A frown creeps up my face, as I am uncertain if he’s being seriously serious or teasingly serious. “Can I ask a question?” Either way, I’m mustering enough courage to question him.

He laughs yet again, his fingers scrubbing his eyeslids in a light squeeze. “Of course.”

“Have you guys ever imagined yourself being me? Ever thought of the pain that I pass through each day?” As I ask, he pauses like he wasn’t expecting such a quiz from me, his lips releasing a soft whizzing sound.

“Never.”

I am taken aback, not expecting him to be an expert at being blunt or plain.

Unable to talk any further, silence crawls in. My thoughts, however, splinter into sprinkles, muttering different objections within me. Now I understand why there’s no sympathy in their eyes; it’s because there’s no reason for them to want to stop.

Kyle’s finger touches the mark on my neck, then my shoulder, where he makes an “hm” sound. “You should go to a clinic and have yourself treated. Those shoulders are weak.”

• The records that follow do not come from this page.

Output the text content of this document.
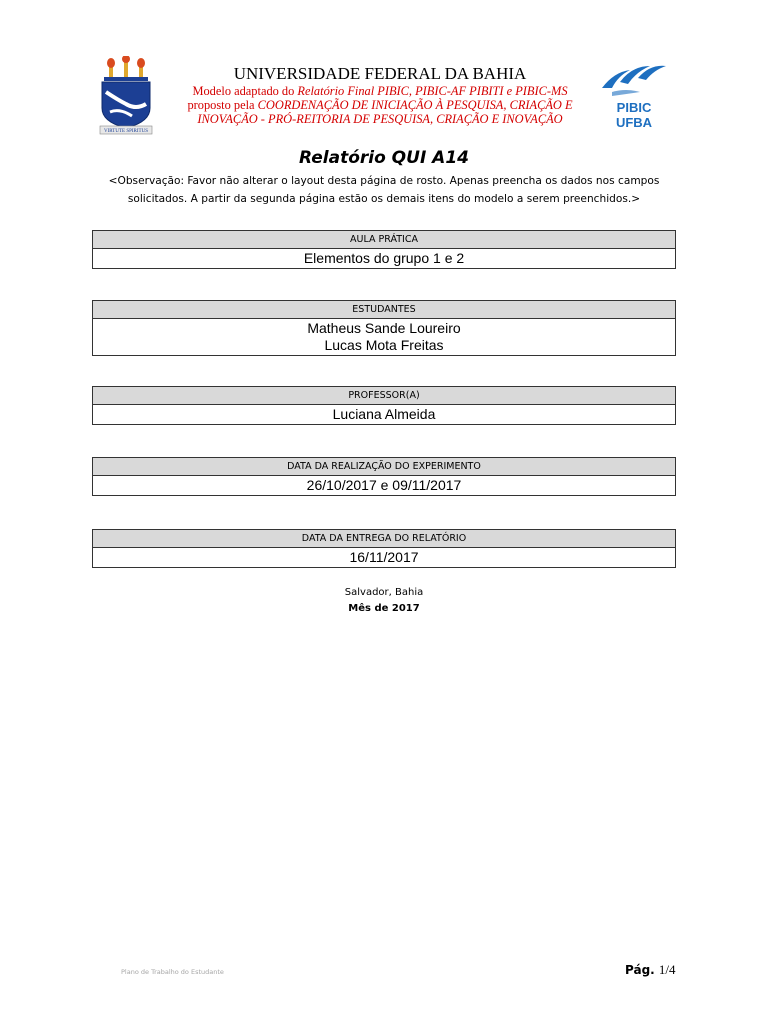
VIRTUTE SPIRITUS
UNIVERSIDADE FEDERAL DA BAHIA
Modelo adaptado do Relatório Final PIBIC, PIBIC-AF PIBITI e PIBIC-MS
proposto pela COORDENAÇÃO DE INICIAÇÃO À PESQUISA, CRIAÇÃO E
INOVAÇÃO - PRÓ-REITORIA DE PESQUISA, CRIAÇÃO E INOVAÇÃO
PIBIC
UFBA
Relatório QUI A14
<Observação: Favor não alterar o layout desta página de rosto. Apenas preencha os dados nos campos
solicitados. A partir da segunda página estão os demais itens do modelo a serem preenchidos.>
AULA PRÁTICA
Elementos do grupo 1 e 2
ESTUDANTES
Matheus Sande Loureiro
Lucas Mota Freitas
PROFESSOR(A)
Luciana Almeida
DATA DA REALIZAÇÃO DO EXPERIMENTO
26/10/2017 e 09/11/2017
DATA DA ENTREGA DO RELATÓRIO
16/11/2017
Salvador, Bahia
Mês de 2017
Plano de Trabalho do Estudante	Pág. 1/4
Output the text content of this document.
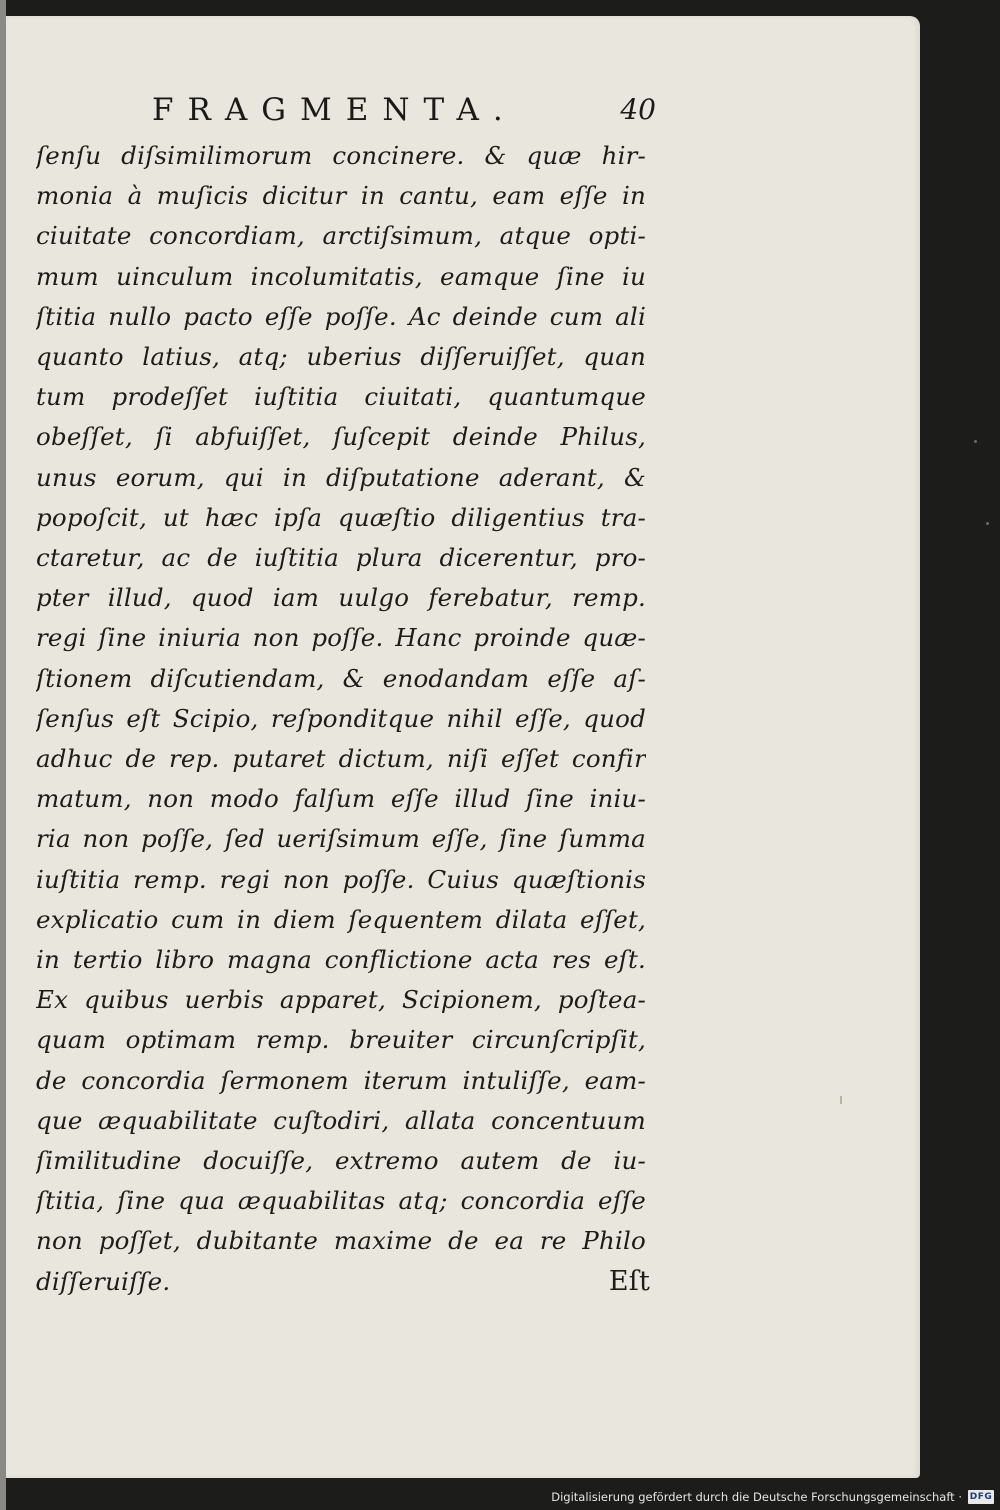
FRAGMENTA.	40
ſenſu diſsimilimorum concinere. & quæ hir-
monia à muſicis dicitur in cantu, eam eſſe in
ciuitate concordiam, arctiſsimum, atque opti-
mum uinculum incolumitatis, eamque ſine iu
ſtitia nullo pacto eſſe poſſe. Ac deinde cum ali
quanto latius, atq; uberius diſſeruiſſet, quan
tum prodeſſet iuſtitia ciuitati, quantumque
obeſſet, ſi abfuiſſet, ſuſcepit deinde Philus,
unus eorum, qui in diſputatione aderant, &
popoſcit, ut hæc ipſa quæſtio diligentius tra-
ctaretur, ac de iuſtitia plura dicerentur, pro-
pter illud, quod iam uulgo ferebatur, remp.
regi ſine iniuria non poſſe. Hanc proinde quæ-
ſtionem diſcutiendam, & enodandam eſſe aſ-
ſenſus eſt Scipio, reſponditque nihil eſſe, quod
adhuc de rep. putaret dictum, niſi eſſet confir
matum, non modo falſum eſſe illud ſine iniu-
ria non poſſe, ſed ueriſsimum eſſe, ſine ſumma
iuſtitia remp. regi non poſſe. Cuius quæſtionis
explicatio cum in diem ſequentem dilata eſſet,
in tertio libro magna conflictione acta res eſt.
Ex quibus uerbis apparet, Scipionem, poſtea-
quam optimam remp. breuiter circunſcripſit,
de concordia ſermonem iterum intuliſſe, eam-
que æquabilitate cuſtodiri, allata concentuum
ſimilitudine docuiſſe, extremo autem de iu-
ſtitia, ſine qua æquabilitas atq; concordia eſſe
non poſſet, dubitante maxime de ea re Philo
diſſeruiſſe.	Eſt
Digitalisierung gefördert durch die Deutsche Forschungsgemeinschaft · DFG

“Why do you care? Why do any of you?”

“I don’t, and neither do my brothers. But if you want to remain in pain, fine. Trust me, as a witch, this can’t kill you, so it’s better to get it treated. It’s better to be alive and in no pain. Either way you choose, you’re still a slave and shall perform your everyday requirements.” He turns away from me after he spews, walking over to the bed.

My next words stop him. I sniffle, thinking this is a chance for me to let him understand my pain; perhaps then the suffering can lessen or stop at might… or whatever happens, I am not thinking it through.

“I’m a living being, not just a witch. I have feelings, just like everyone else does. I bleed, and there’s nothing wrong with having sympathy or with emotions that make me feel affectionate. It’s just who I am, and it’s what makes me know what’s right and what’s wrong. It strengthens my mind. It strengthens my will, and one day, when I have my powers, I will destroy each of you.” After I claim, my breathing is exhausted.

He scoffs, his sight on me once again. “Your mind, your will of affection, your being a being,” he adds that into a quotation with his fingers, “who you are, can they save you from this?”

Nothing could have prepared me for his next motive: his hand grabbing my shoulder and dislocating it from its joint.

Everything happened within a blink of an eye: my face reddening from the pain, my eyes popping out, my breathing seizing for a second, just before I screamed out loud as my legs gave up and I fell on my knees.

“Since you have a lot of pain to vent, you can scream it all out.”

That’s the last thing my hearing picks up before my eye closes, succumbing to darkness.